Von Donnerstag bis Sonntag wurde in Kreuth bei Rieden das G.O.N.D. – die größte Onkelz Nacht Deutschlands – gefeiert. Tausende Deutsch-Rock-Fans kamen dafür in die Oberpfalz. Die Polizei zieht nach vier Tagen Festival Bilanz. Laut Pressebericht der PI Amberg ist, mit Bezug zum Besucherrückgang, der viertägigen Veranstaltungsdauer und dem durchwegs hohen Alkoholisierungsgrad der Teilnehmer, die Zahl der straf- und ordnungsrechtlich relevanten Auffälligkeiten in diesem Jahr niedriger als die Jahre zuvor.

Ordnungs- und Sicherheitsstörungen waren: Körperverletzungen, Sachbeschädigungen und Diebstähle. Hauptursache war laut Polizei der übermäßige Alkoholkonsum. Aber auch Verstöße gegen das Betäubungsmittelgesetz und das Waffengesetz wurden beanstandet.

Besonderes Augenmerk hatte die Polizei auf das Abbrennen Bengalischer Fackeln. Am Freitagabend wurde in der Menschenmenge vor der Bühne eine Fackel entzündet. Nach dem Löschen, konnte eine verantwortliche Person festgenommen werden. Während des Auftritts der vorletzten Band am Samstagabend wurden mehrere Bengalische Fakeln gezündet.
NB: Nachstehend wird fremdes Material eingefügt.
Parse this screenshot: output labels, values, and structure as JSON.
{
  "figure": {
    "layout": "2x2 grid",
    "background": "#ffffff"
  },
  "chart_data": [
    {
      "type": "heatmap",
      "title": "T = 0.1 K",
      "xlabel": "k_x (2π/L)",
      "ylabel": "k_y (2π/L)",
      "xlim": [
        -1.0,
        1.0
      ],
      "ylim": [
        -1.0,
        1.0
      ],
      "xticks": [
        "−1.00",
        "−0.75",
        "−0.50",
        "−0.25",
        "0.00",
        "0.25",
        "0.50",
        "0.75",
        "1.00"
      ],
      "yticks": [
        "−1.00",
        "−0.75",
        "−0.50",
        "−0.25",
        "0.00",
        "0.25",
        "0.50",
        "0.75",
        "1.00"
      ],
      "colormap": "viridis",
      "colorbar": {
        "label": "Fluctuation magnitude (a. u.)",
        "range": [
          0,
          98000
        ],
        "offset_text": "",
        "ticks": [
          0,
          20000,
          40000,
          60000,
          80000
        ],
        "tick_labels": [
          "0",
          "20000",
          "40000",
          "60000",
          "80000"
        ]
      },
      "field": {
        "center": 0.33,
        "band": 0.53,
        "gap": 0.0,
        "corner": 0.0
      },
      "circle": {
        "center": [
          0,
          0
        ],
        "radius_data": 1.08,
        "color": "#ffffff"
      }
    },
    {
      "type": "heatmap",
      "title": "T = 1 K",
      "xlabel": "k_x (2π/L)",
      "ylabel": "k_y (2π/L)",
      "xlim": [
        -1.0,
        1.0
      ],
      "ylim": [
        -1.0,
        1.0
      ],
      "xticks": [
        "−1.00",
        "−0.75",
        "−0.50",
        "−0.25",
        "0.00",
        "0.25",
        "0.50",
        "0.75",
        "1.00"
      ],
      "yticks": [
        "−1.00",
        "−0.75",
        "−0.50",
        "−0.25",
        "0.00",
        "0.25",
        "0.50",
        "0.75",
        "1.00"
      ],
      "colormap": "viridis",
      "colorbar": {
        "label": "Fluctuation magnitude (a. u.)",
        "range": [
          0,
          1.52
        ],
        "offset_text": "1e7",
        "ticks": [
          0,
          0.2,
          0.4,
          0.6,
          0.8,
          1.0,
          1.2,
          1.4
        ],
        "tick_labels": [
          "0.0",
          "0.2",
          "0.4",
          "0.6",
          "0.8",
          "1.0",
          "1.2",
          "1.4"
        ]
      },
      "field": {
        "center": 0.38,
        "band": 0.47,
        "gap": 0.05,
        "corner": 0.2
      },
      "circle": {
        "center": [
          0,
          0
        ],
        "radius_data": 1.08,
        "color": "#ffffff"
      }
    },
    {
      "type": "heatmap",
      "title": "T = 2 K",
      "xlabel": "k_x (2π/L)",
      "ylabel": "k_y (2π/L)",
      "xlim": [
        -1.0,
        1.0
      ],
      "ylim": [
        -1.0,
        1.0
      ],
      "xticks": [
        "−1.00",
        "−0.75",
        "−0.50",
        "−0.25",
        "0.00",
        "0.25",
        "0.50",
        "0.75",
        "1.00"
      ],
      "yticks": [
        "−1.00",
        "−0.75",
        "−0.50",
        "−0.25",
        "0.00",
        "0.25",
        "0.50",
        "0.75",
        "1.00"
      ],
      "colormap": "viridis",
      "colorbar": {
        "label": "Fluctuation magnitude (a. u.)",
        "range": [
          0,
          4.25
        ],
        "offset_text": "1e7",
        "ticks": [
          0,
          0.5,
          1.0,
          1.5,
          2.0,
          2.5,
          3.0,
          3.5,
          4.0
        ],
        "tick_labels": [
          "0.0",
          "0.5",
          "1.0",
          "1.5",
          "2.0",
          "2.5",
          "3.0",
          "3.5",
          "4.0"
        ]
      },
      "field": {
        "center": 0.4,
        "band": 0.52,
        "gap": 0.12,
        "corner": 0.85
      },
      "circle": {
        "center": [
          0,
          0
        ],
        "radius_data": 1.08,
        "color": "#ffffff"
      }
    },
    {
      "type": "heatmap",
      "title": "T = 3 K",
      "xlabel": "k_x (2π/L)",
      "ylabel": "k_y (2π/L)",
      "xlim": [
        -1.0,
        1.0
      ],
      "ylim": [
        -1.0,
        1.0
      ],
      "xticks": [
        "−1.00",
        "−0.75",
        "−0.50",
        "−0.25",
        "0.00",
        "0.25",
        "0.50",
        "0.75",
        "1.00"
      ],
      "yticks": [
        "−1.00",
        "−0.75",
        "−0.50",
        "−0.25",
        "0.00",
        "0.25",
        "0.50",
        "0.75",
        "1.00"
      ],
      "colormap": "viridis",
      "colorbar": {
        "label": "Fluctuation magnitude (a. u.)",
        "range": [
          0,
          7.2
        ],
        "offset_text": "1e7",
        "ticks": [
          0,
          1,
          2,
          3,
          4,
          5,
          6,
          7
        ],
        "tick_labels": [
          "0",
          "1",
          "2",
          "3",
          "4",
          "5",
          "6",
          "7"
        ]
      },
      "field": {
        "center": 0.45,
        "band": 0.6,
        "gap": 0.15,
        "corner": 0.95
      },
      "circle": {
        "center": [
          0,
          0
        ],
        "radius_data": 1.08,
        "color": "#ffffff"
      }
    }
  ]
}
Daraufhin fand der Auftritt der Band ein jähes Ende, die Musik wurde unterbrochen und die acht Verursacher wurden angezeigt.

Alle Personen, die sich nicht an die Regeln hielten, mussten das Festivalgelände sofort verlassen – begleitet von Angehörigen des Sicherheitsdienstes

Laut Polizei kam es weder bei An- noch bei der Abreise zu nennenswerten Verkehrsbehinderungen. (nh / Pressemitteilung PI Amberg)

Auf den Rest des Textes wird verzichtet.